Privately, Hook believed that Megatron had made a badly thought out decision when he’d more or less told Vector Sigma to make the Stunticons the opposite of Autobots, thinking it'd be a shorthand for making them the perfect Decepticons.

 

But the opposite of an Autobot wasn't a Decepticon, not really, Hook thought; it was easy to forget in the millions-of-years-spanning war, but for the most part, both sides had been forged much the same. When it came to ethics, upon onlining they had all been programmed with an understanding of cause and effect, of consequences. True, the Decepticons these days sported many more sick fraggers and cruelty was more common than among Autobots, but such things weren't exclusive to either side. Besides, these were largely learned responses from millennia of being rewarded for certain behavior. Even the worst sadist was a sadist precisely because they understood they were causing pain.

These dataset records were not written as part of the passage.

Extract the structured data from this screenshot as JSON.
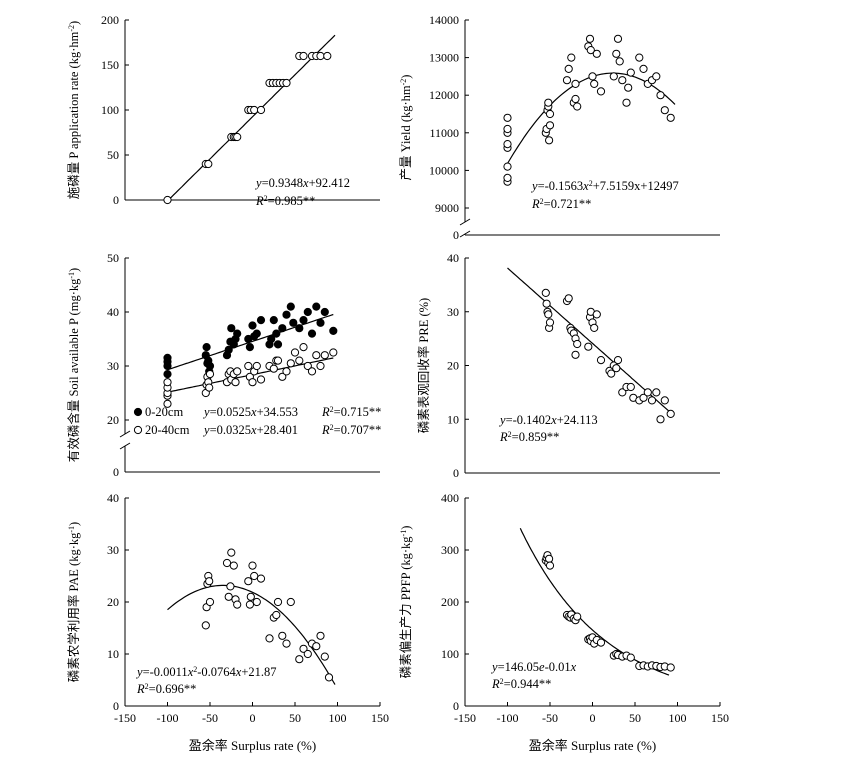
{
  "chart_data": [
    {
      "id": "p1",
      "type": "scatter",
      "ylabel_parts": [
        {
          "t": "施磷量  P application rate (kg·hm"
        },
        {
          "t": "-2",
          "sup": true
        },
        {
          "t": ")"
        }
      ],
      "xlabel": "",
      "ylim": [
        0,
        200
      ],
      "yticks": [
        0,
        50,
        100,
        150,
        200
      ],
      "xlim": [
        -150,
        150
      ],
      "xticks": [],
      "xtick_labels": false,
      "axis_break": false,
      "series": [
        {
          "style": "open",
          "x": [
            -100,
            -55,
            -52,
            -25,
            -22,
            -20,
            -18,
            -5,
            -2,
            2,
            10,
            20,
            24,
            28,
            32,
            36,
            40,
            55,
            60,
            70,
            75,
            80,
            88
          ],
          "y": [
            0,
            40,
            40,
            70,
            70,
            70,
            70,
            100,
            100,
            100,
            100,
            130,
            130,
            130,
            130,
            130,
            130,
            160,
            160,
            160,
            160,
            160,
            160
          ]
        }
      ],
      "fits": [
        {
          "kind": "poly",
          "coef": [
            92.412,
            0.9348
          ],
          "x_range": [
            -100,
            97
          ]
        }
      ],
      "equations": [
        {
          "lines": [
            [
              {
                "t": "y",
                "it": true
              },
              {
                "t": "=0.9348"
              },
              {
                "t": "x",
                "it": true
              },
              {
                "t": "+92.412"
              }
            ],
            [
              {
                "t": "R",
                "it": true
              },
              {
                "t": "2",
                "sup": true
              },
              {
                "t": "=0.985**"
              }
            ]
          ]
        }
      ]
    },
    {
      "id": "p2",
      "type": "scatter",
      "ylabel_parts": [
        {
          "t": "产量  Yield (kg·hm"
        },
        {
          "t": "-2",
          "sup": true
        },
        {
          "t": ")"
        }
      ],
      "xlabel": "",
      "ylim": [
        9000,
        14000
      ],
      "yticks": [
        9000,
        10000,
        11000,
        12000,
        13000,
        14000
      ],
      "xlim": [
        -150,
        150
      ],
      "xticks": [],
      "xtick_labels": false,
      "axis_break": true,
      "zero_label": "0",
      "series": [
        {
          "style": "open",
          "x": [
            -100,
            -100,
            -100,
            -100,
            -100,
            -100,
            -100,
            -100,
            -55,
            -54,
            -53,
            -52,
            -52,
            -51,
            -50,
            -50,
            -30,
            -28,
            -25,
            -22,
            -20,
            -20,
            -18,
            -5,
            -3,
            -2,
            0,
            2,
            5,
            10,
            25,
            28,
            30,
            32,
            35,
            40,
            42,
            45,
            55,
            60,
            65,
            70,
            75,
            80,
            85,
            92
          ],
          "y": [
            9700,
            9800,
            10100,
            10600,
            10700,
            11000,
            11400,
            11100,
            11000,
            11100,
            11600,
            11700,
            11800,
            10800,
            11200,
            11500,
            12400,
            12700,
            13000,
            11800,
            12300,
            11900,
            11700,
            13300,
            13500,
            13200,
            12500,
            12300,
            13100,
            12100,
            12500,
            13100,
            13500,
            12900,
            12400,
            11800,
            12200,
            12600,
            13000,
            12700,
            12300,
            12400,
            12500,
            12000,
            11600,
            11400
          ]
        }
      ],
      "fits": [
        {
          "kind": "poly",
          "coef": [
            12497,
            7.5159,
            -0.1563
          ],
          "x_range": [
            -100,
            97
          ]
        }
      ],
      "equations": [
        {
          "lines": [
            [
              {
                "t": "y",
                "it": true
              },
              {
                "t": "=-0.1563"
              },
              {
                "t": "x",
                "it": true
              },
              {
                "t": "2",
                "sup": true
              },
              {
                "t": "+7.5159x+12497"
              }
            ],
            [
              {
                "t": "R",
                "it": true
              },
              {
                "t": "2",
                "sup": true
              },
              {
                "t": "=0.721**"
              }
            ]
          ]
        }
      ]
    },
    {
      "id": "p3",
      "type": "scatter",
      "ylabel_parts": [
        {
          "t": "有效磷含量  Soil available P (mg·kg"
        },
        {
          "t": "-1",
          "sup": true
        },
        {
          "t": ")"
        }
      ],
      "xlabel": "",
      "ylim": [
        20,
        50
      ],
      "yticks": [
        20,
        30,
        40,
        50
      ],
      "xlim": [
        -150,
        150
      ],
      "xticks": [],
      "xtick_labels": false,
      "axis_break": true,
      "zero_label": "0",
      "series": [
        {
          "style": "filled",
          "name": "0-20cm",
          "x": [
            -100,
            -100,
            -100,
            -100,
            -55,
            -54,
            -53,
            -52,
            -51,
            -50,
            -30,
            -28,
            -26,
            -25,
            -22,
            -20,
            -18,
            -5,
            -3,
            0,
            2,
            5,
            10,
            20,
            22,
            25,
            28,
            30,
            35,
            40,
            45,
            48,
            55,
            60,
            65,
            70,
            75,
            80,
            85,
            95
          ],
          "y": [
            28.5,
            30,
            30.8,
            31.5,
            32,
            33.5,
            30.5,
            31,
            29,
            30,
            32,
            33,
            34.5,
            37,
            34,
            35,
            36,
            35,
            33.5,
            37.5,
            35.5,
            36,
            38.5,
            34,
            35,
            38.5,
            36,
            34,
            37,
            39.5,
            41,
            38,
            37,
            38.5,
            40,
            36,
            41,
            38,
            40,
            36.5
          ]
        },
        {
          "style": "open",
          "name": "20-40cm",
          "x": [
            -100,
            -100,
            -100,
            -100,
            -100,
            -55,
            -54,
            -53,
            -52,
            -51,
            -50,
            -30,
            -28,
            -26,
            -25,
            -22,
            -20,
            -18,
            -5,
            -3,
            0,
            2,
            5,
            10,
            20,
            25,
            28,
            30,
            35,
            40,
            45,
            50,
            55,
            60,
            65,
            70,
            75,
            80,
            85,
            95
          ],
          "y": [
            23,
            24.5,
            25,
            26,
            27,
            25,
            26.5,
            28,
            27,
            26,
            28.5,
            27,
            28.5,
            29,
            27.5,
            28.5,
            27,
            29,
            30,
            28,
            27,
            29,
            30,
            27.5,
            30,
            29.5,
            31,
            31,
            28,
            29,
            30.5,
            32.5,
            31,
            33.5,
            30,
            29,
            32,
            30,
            32,
            32.5
          ]
        }
      ],
      "fits": [
        {
          "kind": "poly",
          "coef": [
            34.553,
            0.0525
          ],
          "x_range": [
            -100,
            95
          ]
        },
        {
          "kind": "poly",
          "coef": [
            28.401,
            0.0325
          ],
          "x_range": [
            -100,
            95
          ]
        }
      ],
      "legend": [
        {
          "marker": "filled",
          "label": "0-20cm",
          "eq": [
            {
              "t": "y",
              "it": true
            },
            {
              "t": "=0.0525"
            },
            {
              "t": "x",
              "it": true
            },
            {
              "t": "+34.553"
            }
          ],
          "r2": [
            {
              "t": "R",
              "it": true
            },
            {
              "t": "2",
              "sup": true
            },
            {
              "t": "=0.715**"
            }
          ]
        },
        {
          "marker": "open",
          "label": "20-40cm",
          "eq": [
            {
              "t": "y",
              "it": true
            },
            {
              "t": "=0.0325"
            },
            {
              "t": "x",
              "it": true
            },
            {
              "t": "+28.401"
            }
          ],
          "r2": [
            {
              "t": "R",
              "it": true
            },
            {
              "t": "2",
              "sup": true
            },
            {
              "t": "=0.707**"
            }
          ]
        }
      ]
    },
    {
      "id": "p4",
      "type": "scatter",
      "ylabel_parts": [
        {
          "t": "磷素表观回收率 PRE (%)"
        }
      ],
      "xlabel": "",
      "ylim": [
        0,
        40
      ],
      "yticks": [
        0,
        10,
        20,
        30,
        40
      ],
      "xlim": [
        -150,
        150
      ],
      "xticks": [],
      "xtick_labels": false,
      "axis_break": false,
      "series": [
        {
          "style": "open",
          "x": [
            -55,
            -54,
            -53,
            -52,
            -51,
            -50,
            -30,
            -28,
            -26,
            -25,
            -22,
            -20,
            -20,
            -18,
            -5,
            -3,
            -2,
            0,
            2,
            5,
            10,
            20,
            22,
            25,
            28,
            30,
            35,
            40,
            45,
            48,
            55,
            60,
            65,
            70,
            75,
            80,
            85,
            92
          ],
          "y": [
            33.5,
            31.5,
            30,
            29.5,
            27,
            28,
            32,
            32.5,
            27,
            26.5,
            26,
            25,
            22,
            24,
            23.5,
            29,
            30,
            28,
            27,
            29.5,
            21,
            19,
            18.5,
            20,
            19.5,
            21,
            15,
            16,
            16,
            14,
            13.5,
            14,
            15,
            13.5,
            15,
            10,
            13.5,
            11
          ]
        }
      ],
      "fits": [
        {
          "kind": "poly",
          "coef": [
            24.113,
            -0.1402
          ],
          "x_range": [
            -100,
            92
          ]
        }
      ],
      "equations": [
        {
          "lines": [
            [
              {
                "t": "y",
                "it": true
              },
              {
                "t": "=-0.1402"
              },
              {
                "t": "x",
                "it": true
              },
              {
                "t": "+24.113"
              }
            ],
            [
              {
                "t": "R",
                "it": true
              },
              {
                "t": "2",
                "sup": true
              },
              {
                "t": "=0.859**"
              }
            ]
          ]
        }
      ]
    },
    {
      "id": "p5",
      "type": "scatter",
      "ylabel_parts": [
        {
          "t": "磷素农学利用率 PAE (kg·kg"
        },
        {
          "t": "-1",
          "sup": true
        },
        {
          "t": ")"
        }
      ],
      "xlabel": "盈余率 Surplus rate (%)",
      "ylim": [
        0,
        40
      ],
      "yticks": [
        0,
        10,
        20,
        30,
        40
      ],
      "xlim": [
        -150,
        150
      ],
      "xticks": [
        -150,
        -100,
        -50,
        0,
        50,
        100,
        150
      ],
      "xtick_labels": true,
      "axis_break": false,
      "series": [
        {
          "style": "open",
          "x": [
            -55,
            -54,
            -53,
            -52,
            -51,
            -50,
            -30,
            -28,
            -26,
            -25,
            -22,
            -20,
            -18,
            -5,
            -3,
            -2,
            0,
            2,
            5,
            10,
            20,
            25,
            28,
            30,
            35,
            40,
            45,
            55,
            60,
            65,
            70,
            75,
            80,
            85,
            90
          ],
          "y": [
            15.5,
            19,
            23.5,
            25,
            24,
            20,
            27.5,
            21,
            23,
            29.5,
            27,
            20.5,
            19.5,
            24,
            19.5,
            21,
            27,
            25,
            20,
            24.5,
            13,
            17,
            17.5,
            20,
            13.5,
            12,
            20,
            9,
            11,
            10,
            12,
            11.5,
            13.5,
            9.5,
            5.5
          ]
        }
      ],
      "fits": [
        {
          "kind": "poly",
          "coef": [
            21.87,
            -0.0764,
            -0.0011
          ],
          "x_range": [
            -100,
            97
          ]
        }
      ],
      "equations": [
        {
          "lines": [
            [
              {
                "t": "y",
                "it": true
              },
              {
                "t": "=-0.0011"
              },
              {
                "t": "x",
                "it": true
              },
              {
                "t": "2",
                "sup": true
              },
              {
                "t": "-0.0764"
              },
              {
                "t": "x",
                "it": true
              },
              {
                "t": "+21.87"
              }
            ],
            [
              {
                "t": "R",
                "it": true
              },
              {
                "t": "2",
                "sup": true
              },
              {
                "t": "=0.696**"
              }
            ]
          ]
        }
      ]
    },
    {
      "id": "p6",
      "type": "scatter",
      "ylabel_parts": [
        {
          "t": "磷素偏生产力 PPFP (kg·kg"
        },
        {
          "t": "-1",
          "sup": true
        },
        {
          "t": ")"
        }
      ],
      "xlabel": "盈余率 Surplus rate (%)",
      "ylim": [
        0,
        400
      ],
      "yticks": [
        0,
        100,
        200,
        300,
        400
      ],
      "xlim": [
        -150,
        150
      ],
      "xticks": [
        -150,
        -100,
        -50,
        0,
        50,
        100,
        150
      ],
      "xtick_labels": true,
      "axis_break": false,
      "series": [
        {
          "style": "open",
          "x": [
            -55,
            -54,
            -53,
            -52,
            -51,
            -50,
            -30,
            -28,
            -26,
            -25,
            -22,
            -20,
            -18,
            -5,
            -3,
            -2,
            0,
            2,
            5,
            10,
            25,
            28,
            30,
            35,
            40,
            45,
            55,
            60,
            65,
            70,
            75,
            80,
            85,
            92
          ],
          "y": [
            280,
            285,
            290,
            275,
            283,
            270,
            175,
            172,
            170,
            176,
            168,
            165,
            172,
            128,
            130,
            125,
            132,
            120,
            127,
            122,
            97,
            100,
            98,
            95,
            97,
            93,
            77,
            78,
            76,
            78,
            77,
            75,
            76,
            74
          ]
        }
      ],
      "fits": [
        {
          "kind": "exp",
          "a": 146.05,
          "b": -0.01,
          "x_range": [
            -85,
            90
          ]
        }
      ],
      "equations": [
        {
          "lines": [
            [
              {
                "t": "y",
                "it": true
              },
              {
                "t": "=146.05"
              },
              {
                "t": "e",
                "it": true
              },
              {
                "t": "-0.01"
              },
              {
                "t": "x",
                "it": true
              }
            ],
            [
              {
                "t": "R",
                "it": true
              },
              {
                "t": "2",
                "sup": true
              },
              {
                "t": "=0.944**"
              }
            ]
          ]
        }
      ]
    }
  ]
}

What Hook had found when going through Menasor’s programming, however, was a gaping emptiness where many of the preprogrammed protocols of an adult mech should be.

 

Menasor wasn't an efficient fighter because it liked hurting others, it was efficient because it lacked the ability to comprehend anything except what it felt. If you bothered Menasor, it hurt you to make you go away. If you being in pain amused it, it hurt you more to amuse itself. The pain others felt was a side-note that didn’t even register in its processor.

 

Some Decepticons thought this should be blamed on the Earth materials somehow responding to the fleshlings that were in constant contact with them, which Hook felt was too preposterously spiritual to even consider. He favored the perhaps the more likely option: it being a subtle ‘frag you’ from Vector Sigma. ‘Oh so you want mechs that hate everything positive in our race? Well here, have a bunch of impossible to work with fragholes with personality glitches that shouldn't even be possible outside organic species.’

 

"In summary, it's likely that Menasor will have to be…taught…to understand the things that everyone else has been preprogrammed with, since the combiner is clearly not meshing with the knowledge of its components. And supplanting its missing coding by copying Devastator’s would require specialized knowledge that's frankly impossible to find anymore,” Hook said, ending his analysis.
Megatron thought for a while. "How would one even begin to do that?” he asked, "and more importantly, if you succeed, can you guarantee that Menasor will stay as ruthless to our enemies as it is now?"
"I don't know," Hook had to admit. "But if we don't do something, the issues Menasor is exhibiting now risk becoming exponentially worse as time goes on."
"If the problems of the combiner and its components exacerbate each other," he continued, "by the end of the war, we might have something uncontrollable in our servos."

 

"By the end of the war," Megatron contemplated, "they will not be needed anymore."
"…..I understand, Lord Megatron," Hook mumbled, and with a stiff nod, left to return to his medbay.